Can you tell us about your passion as a human-centered designer?
The work I do focuses on designing better experiences for everyday people, including people living with disability and mental illness. Working at a human-centered design company like ThinkPlace straight out of university provided a semi-structured environment and a lot of creative energy to thrive. Through my work, I’ve learnt skills like active listening, using rapid ideation and information synthesis techniques such as post-it notes and diagrams to quickly capture ideas – all of which work really well for me.
How do your ADHD superpowers help you at work?

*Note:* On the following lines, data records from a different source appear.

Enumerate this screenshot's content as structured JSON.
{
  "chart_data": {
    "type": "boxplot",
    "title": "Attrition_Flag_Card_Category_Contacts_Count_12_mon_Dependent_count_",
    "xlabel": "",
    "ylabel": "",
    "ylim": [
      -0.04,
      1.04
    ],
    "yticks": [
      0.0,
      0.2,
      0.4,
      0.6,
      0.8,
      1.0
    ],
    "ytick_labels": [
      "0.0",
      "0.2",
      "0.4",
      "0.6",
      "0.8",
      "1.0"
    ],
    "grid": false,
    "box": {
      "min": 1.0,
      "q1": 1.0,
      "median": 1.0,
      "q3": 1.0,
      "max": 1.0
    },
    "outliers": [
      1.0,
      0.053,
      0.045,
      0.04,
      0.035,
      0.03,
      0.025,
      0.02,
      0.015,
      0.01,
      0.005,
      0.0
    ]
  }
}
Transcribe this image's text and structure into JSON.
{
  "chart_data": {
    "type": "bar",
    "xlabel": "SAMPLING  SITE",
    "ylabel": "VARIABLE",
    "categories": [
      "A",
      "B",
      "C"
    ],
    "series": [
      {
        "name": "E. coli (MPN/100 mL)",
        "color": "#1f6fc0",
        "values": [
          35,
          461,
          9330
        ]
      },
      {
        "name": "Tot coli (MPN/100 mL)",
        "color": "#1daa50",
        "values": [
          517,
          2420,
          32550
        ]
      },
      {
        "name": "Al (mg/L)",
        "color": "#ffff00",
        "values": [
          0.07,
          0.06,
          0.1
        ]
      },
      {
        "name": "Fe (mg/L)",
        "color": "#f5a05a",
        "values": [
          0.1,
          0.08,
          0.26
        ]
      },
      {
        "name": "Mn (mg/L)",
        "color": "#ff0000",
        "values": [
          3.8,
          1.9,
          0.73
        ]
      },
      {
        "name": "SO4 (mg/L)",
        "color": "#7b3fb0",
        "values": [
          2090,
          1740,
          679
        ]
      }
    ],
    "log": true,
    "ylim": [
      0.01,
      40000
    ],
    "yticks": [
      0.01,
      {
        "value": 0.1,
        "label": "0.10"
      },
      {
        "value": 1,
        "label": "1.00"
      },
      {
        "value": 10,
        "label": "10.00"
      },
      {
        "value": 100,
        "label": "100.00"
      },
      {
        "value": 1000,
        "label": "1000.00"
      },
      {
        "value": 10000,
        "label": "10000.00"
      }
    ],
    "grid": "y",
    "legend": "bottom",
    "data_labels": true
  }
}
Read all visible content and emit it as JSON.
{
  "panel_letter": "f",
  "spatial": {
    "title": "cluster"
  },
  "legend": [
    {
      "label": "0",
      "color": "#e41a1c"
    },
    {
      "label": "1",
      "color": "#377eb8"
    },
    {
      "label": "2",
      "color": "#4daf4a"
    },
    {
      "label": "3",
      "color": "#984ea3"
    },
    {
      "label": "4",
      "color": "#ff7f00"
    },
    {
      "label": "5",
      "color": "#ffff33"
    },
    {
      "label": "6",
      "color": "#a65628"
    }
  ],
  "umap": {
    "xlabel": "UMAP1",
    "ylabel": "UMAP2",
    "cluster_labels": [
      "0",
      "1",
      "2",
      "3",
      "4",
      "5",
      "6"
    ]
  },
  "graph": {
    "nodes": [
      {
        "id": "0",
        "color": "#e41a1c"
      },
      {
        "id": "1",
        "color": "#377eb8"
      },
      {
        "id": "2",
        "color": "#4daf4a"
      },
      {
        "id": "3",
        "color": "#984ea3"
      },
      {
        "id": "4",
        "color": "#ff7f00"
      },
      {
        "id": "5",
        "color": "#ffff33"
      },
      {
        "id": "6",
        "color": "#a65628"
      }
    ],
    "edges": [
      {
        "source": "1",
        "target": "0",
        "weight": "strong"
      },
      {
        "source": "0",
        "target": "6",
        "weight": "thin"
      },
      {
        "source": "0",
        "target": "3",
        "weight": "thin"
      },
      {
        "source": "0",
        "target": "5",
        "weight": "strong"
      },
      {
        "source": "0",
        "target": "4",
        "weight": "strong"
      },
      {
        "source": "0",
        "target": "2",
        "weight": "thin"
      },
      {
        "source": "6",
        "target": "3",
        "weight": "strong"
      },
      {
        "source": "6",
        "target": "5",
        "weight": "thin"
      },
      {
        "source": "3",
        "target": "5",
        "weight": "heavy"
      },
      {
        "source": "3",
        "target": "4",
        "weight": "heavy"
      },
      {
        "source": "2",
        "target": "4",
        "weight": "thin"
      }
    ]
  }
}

My greatest superpower is keeping calm in the face of chaos which helps me come up with creative solutions to complex problems. My other superpower is understanding human behavior. Having Inattentive ADHD means that I’m constantly taking in information from the world around me subconsciously, and when I bring awareness to what my subconscious mind has taken in and combine that with findings from my user research, I understand what people are thinking and feeling and I am able to apply that to designing better services and products to improve their lives.
Any funny stories related to ADHD?
I once lost my phone for a week only to eventually find it inside a bag of grapes in the veggie compartment of my fridge. It took a long time to thaw out but it worked just fine after.